Peter Trafton Snowe (January 16, 1943 - April 10, 1973) was an American politician who served in the Maine House of Representatives from 1967 until his death in a car accident in 1973 at age 30. He was the husband of Olympia Snowe, who went on to be elected to his seat in the state legislature after his death and was later elected to the U.S. House of Representatives from 1979 to 1995 and served three terms in the U.S. Senate from 1995 to 2013.

== Early life and education ==
Snowe was born in Lewiston, Maine, on January 16, 1943. In 1962, he graduated from Edward Little High School in Auburn, Maine. He attended Bentley College of Accounting and the University of Maine.

== Career ==
He served in the Maine National Guard and Maine Air National Guard.

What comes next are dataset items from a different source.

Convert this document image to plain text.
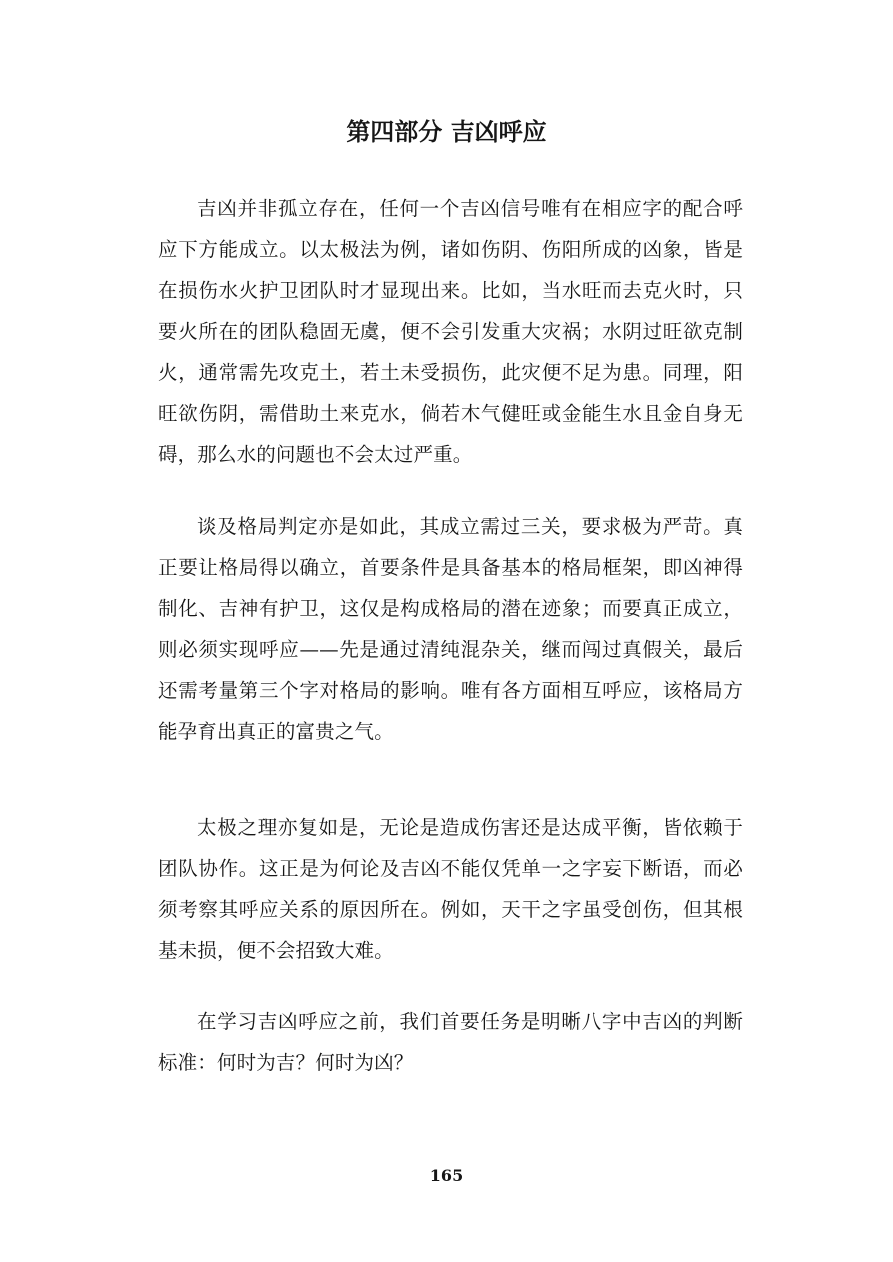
第四部分 吉凶呼应

吉凶并非孤立存在，任何一个吉凶信号唯有在相应字的配合呼应下方能成立。以太极法为例，诸如伤阴、伤阳所成的凶象，皆是在损伤水火护卫团队时才显现出来。比如，当水旺而去克火时，只要火所在的团队稳固无虞，便不会引发重大灾祸；水阴过旺欲克制火，通常需先攻克土，若土未受损伤，此灾便不足为患。同理，阳旺欲伤阴，需借助土来克水，倘若木气健旺或金能生水且金自身无碍，那么水的问题也不会太过严重。

谈及格局判定亦是如此，其成立需过三关，要求极为严苛。真正要让格局得以确立，首要条件是具备基本的格局框架，即凶神得制化、吉神有护卫，这仅是构成格局的潜在迹象；而要真正成立，则必须实现呼应——先是通过清纯混杂关，继而闯过真假关，最后还需考量第三个字对格局的影响。唯有各方面相互呼应，该格局方能孕育出真正的富贵之气。

太极之理亦复如是，无论是造成伤害还是达成平衡，皆依赖于团队协作。这正是为何论及吉凶不能仅凭单一之字妄下断语，而必须考察其呼应关系的原因所在。例如，天干之字虽受创伤，但其根基未损，便不会招致大难。

在学习吉凶呼应之前，我们首要任务是明晰八字中吉凶的判断标准：何时为吉？何时为凶？

165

He was president and treasurer of the Superior Concrete Company, Inc. in Auburn, Maine. On December 29, 1969, Snowe married Olympia Bouchles in New York City. Snowe served in the Maine House of Representatives, from Auburn, Maine, from 1967 until his death in 1973 and was a Republican.

==Death==
On April 10, 1973, Snowe was killed in an automobile crash on the Maine Turnpike in West Gardiner, Maine.